Could the commons have prevented Trump (and others like him)?

Elsie
Commons Transition
Published in
5 min readJan 5, 2021

I know that this is possibly the most click-bait title one could think of, but hear me out, because that isn’t my intention — it’s something I’ve genuinely been thinking about these past few weeks watching the US election unfold (or crash, bang and then slowly and painfully crawl) — what does leadership look like in a commons-centred system?

Now don’t get me wrong, I know that there are already several million theories about the rise of Trump to power and there isn’t the space, nor is my knowledge of the intricacies of the commons advanced enough to go into the depth required here and now in this newsletter. More importantly, it’s essential to remember that Trump, and the rise in more explicit authoritarian leadership around the world these past years, cannot be disentangled from the powerful, three-headed systemic monster that is neoliberal capitalism, white supremacy and patriarchy; the existence of which lays claim to a great many of our collective global (and often personal) crises and the slaying of which is essential to the future of humanity. All that being said, I hope that you will humour me, and that perhaps my own musings will provide you with food for thought enough to come to your own conclusions.

Charter for Democracy illustrations by Clismón.

Shortly after this question popped into my head I began to research and remembered Guerilla Translation’s English translation of the 2014 ‘Carta por la Democracia’, or ‘Charter for Democracy’ as a Commons Transition Special Report (accessible here). The Spanish-originated ‘Movement for Democracy’ from which the Charter is born is an intentionally unfinished and thorough text on what politics should be. “It proposes a politics for the people: squarely grounded in environmental realities and social justice, based on the Commons, defended from corporate interests and neo-liberal dictates.”

The Charter is recommended reading (if you can forgive the beautiful but incredibly white illustrations and still trust the integrity of the document), but, unsurprisingly, in itself doesn’t fully answer the question of whether the commons could have prevented a Trump presidency. What the Charter does do is spark the imagination and shows what is possible for governance with the commons and complimentary systems at the centre. Shortly after it was published many of the 200 individuals involved in writing the Charter went on to develop its premises within a municipal, commons-oriented context and newly formed democratic, bottom-up citizen coalitions were successfully elected in various cities in Spain, including Barcelona and Madrid. Today, the municipalist platforms coordinate among themselves to share resources and best practices, functioning as trans-local affinity networks. You can read more about them here and how they came to be in this excellent article by Stacco Troncoso and Ann Marie Utratel “Commons in the time of monsters: How P2P Politics can change the world, one city at a time from 2017.

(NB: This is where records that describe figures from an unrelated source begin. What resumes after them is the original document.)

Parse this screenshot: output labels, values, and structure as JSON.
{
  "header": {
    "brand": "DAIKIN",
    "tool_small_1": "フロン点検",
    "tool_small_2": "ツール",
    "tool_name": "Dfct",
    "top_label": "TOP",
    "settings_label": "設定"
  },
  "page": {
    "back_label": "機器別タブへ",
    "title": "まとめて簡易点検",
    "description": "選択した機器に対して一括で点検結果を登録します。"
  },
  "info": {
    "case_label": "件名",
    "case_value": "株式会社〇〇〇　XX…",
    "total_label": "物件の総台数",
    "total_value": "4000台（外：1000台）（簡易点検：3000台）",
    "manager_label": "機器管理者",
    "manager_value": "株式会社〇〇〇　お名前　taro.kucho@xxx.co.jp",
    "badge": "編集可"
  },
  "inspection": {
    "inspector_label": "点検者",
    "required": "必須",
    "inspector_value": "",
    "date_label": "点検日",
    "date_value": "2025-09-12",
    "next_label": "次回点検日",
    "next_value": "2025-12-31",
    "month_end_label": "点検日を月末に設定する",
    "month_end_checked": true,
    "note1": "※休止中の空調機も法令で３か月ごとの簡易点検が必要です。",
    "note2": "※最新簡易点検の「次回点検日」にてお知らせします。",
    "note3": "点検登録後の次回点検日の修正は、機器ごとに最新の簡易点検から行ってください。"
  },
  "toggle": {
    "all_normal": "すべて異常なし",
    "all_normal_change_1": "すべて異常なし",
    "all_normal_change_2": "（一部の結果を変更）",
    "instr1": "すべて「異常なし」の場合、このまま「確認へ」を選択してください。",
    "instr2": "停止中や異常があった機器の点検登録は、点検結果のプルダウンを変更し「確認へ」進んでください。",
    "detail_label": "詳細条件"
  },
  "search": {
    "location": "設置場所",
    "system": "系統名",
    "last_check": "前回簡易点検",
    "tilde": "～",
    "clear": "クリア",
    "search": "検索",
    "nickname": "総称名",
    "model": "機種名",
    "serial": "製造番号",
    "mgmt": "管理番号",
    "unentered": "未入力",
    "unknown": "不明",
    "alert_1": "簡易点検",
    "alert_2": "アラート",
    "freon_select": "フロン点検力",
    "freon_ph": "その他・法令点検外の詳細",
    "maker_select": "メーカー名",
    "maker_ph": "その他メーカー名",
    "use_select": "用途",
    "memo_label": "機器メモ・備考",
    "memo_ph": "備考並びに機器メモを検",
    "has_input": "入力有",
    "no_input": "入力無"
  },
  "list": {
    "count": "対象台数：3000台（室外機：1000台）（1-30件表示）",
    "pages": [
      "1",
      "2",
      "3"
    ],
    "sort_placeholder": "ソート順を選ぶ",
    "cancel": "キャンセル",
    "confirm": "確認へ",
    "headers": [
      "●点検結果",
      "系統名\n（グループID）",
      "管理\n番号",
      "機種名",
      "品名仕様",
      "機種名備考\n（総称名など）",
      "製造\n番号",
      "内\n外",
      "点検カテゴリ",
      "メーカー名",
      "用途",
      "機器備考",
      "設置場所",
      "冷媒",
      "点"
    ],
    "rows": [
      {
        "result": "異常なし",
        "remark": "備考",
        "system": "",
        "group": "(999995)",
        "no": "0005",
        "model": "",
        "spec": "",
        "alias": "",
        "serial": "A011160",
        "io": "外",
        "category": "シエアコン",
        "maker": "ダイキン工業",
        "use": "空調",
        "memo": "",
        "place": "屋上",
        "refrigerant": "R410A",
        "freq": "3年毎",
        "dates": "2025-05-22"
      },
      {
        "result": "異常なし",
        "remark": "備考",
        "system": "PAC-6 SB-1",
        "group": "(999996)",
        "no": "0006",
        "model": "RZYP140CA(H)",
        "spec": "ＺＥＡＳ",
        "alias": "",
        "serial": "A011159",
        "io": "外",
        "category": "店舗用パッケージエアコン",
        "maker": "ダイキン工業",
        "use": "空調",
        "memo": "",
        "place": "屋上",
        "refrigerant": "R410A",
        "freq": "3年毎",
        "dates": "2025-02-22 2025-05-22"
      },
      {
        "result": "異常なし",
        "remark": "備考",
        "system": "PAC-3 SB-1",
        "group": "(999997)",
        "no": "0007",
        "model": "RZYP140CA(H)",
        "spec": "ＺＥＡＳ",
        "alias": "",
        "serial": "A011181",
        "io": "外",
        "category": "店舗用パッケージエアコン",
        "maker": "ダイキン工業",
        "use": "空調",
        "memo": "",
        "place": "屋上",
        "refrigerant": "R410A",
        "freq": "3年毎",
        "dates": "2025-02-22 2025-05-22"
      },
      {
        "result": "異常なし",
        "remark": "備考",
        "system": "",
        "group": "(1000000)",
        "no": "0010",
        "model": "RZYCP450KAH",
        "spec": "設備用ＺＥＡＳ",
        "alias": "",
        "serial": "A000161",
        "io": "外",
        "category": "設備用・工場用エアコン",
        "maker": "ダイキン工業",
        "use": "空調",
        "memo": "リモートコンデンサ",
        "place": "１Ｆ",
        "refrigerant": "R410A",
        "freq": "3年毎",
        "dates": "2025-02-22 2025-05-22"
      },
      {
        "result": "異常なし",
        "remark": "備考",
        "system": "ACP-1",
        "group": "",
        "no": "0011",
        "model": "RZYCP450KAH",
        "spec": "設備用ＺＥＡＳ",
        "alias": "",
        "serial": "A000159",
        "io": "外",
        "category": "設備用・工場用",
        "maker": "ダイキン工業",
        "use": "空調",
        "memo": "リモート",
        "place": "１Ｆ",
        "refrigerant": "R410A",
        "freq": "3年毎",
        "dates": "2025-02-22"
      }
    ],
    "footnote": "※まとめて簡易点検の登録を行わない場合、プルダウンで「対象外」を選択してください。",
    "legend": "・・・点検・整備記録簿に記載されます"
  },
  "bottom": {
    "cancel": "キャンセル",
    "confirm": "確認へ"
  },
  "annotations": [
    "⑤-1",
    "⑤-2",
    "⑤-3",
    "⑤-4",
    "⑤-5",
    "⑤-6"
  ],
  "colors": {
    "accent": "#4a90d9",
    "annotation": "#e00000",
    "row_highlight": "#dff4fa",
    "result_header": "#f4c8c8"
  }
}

The good news is that the municipalist coalitions in Spain are not alone; progressive cities exist worldwide, as well as well-practiced communities where fair and life-giving ways of organising have been passed down through generations, or developed as means of survival and resistance to the mainstream that marginalises them. These communities, towns, and cities are enabling the act of commoning; listening to each other’s voices and creating spaces for ordinary people to roll up their sleeves and manage those matters that concern them most directly — Ghent in Belgium, the Zapatistas in Mexico, Belo Horizonte in Brazil, Bologna and Naples in Italy, Amsterdam in Holland, the Autonomous Administration of North and East Syria (Rojava), Frome and Bristol in the UK, Cooperation Jackson in the USA, Valparaiso in Chile are a few examples (NB: I am always grateful for signposting to other examples, particularly from other continents not mentioned). Each community or locality shows what is beautiful about humanity — that there are so many possibilities, so many ways for us to organise ourselves and our resources and to care for one another, and there is so much potential in a world of plurality where those often localised, collectively designed and self-organised systems can co-exist together, equitably, in harmony.

Author David Bollier recognises the need for new forms and practices of commons at all levels — local, regional, national and global, that could lead to us governing ourselves in ways we could not have previously conceived of. Bollier also states a need for new types of federation among commoners and linkages between different tiers of commons, as well as trans-national commons to help align governance with ecological realities and serve as a force for reconciliation across political boundaries. Bollier argues that innovations in law, public policy, commons-based governance, social practice and culture would manifest a very different worldview than that which prevails in the established governance systems, particularly those of State and Market.

So I listen for those innovations and those systems, those stories of communities organising themselves in magical ways; I look to rural and farming communities; to countries and communities outside of the West where commoning is inherent in many cultures, I look to marginalised communities who have had to find alternative ways of existing, where the commons is resistance and survival; I look to the past (without rose-tinted glasses) to ways we once knew that are all but forgotten, and to the future for what is possible; to afrofuturism, to sci-fi, to unknown, modern philosophers. There are many ways of being together, but if we value freedom, equity and the regeneration and sustainability of the planet, a planet where we know better ways of working with narcissists than electing them; commoning should perhaps be at the heart of them.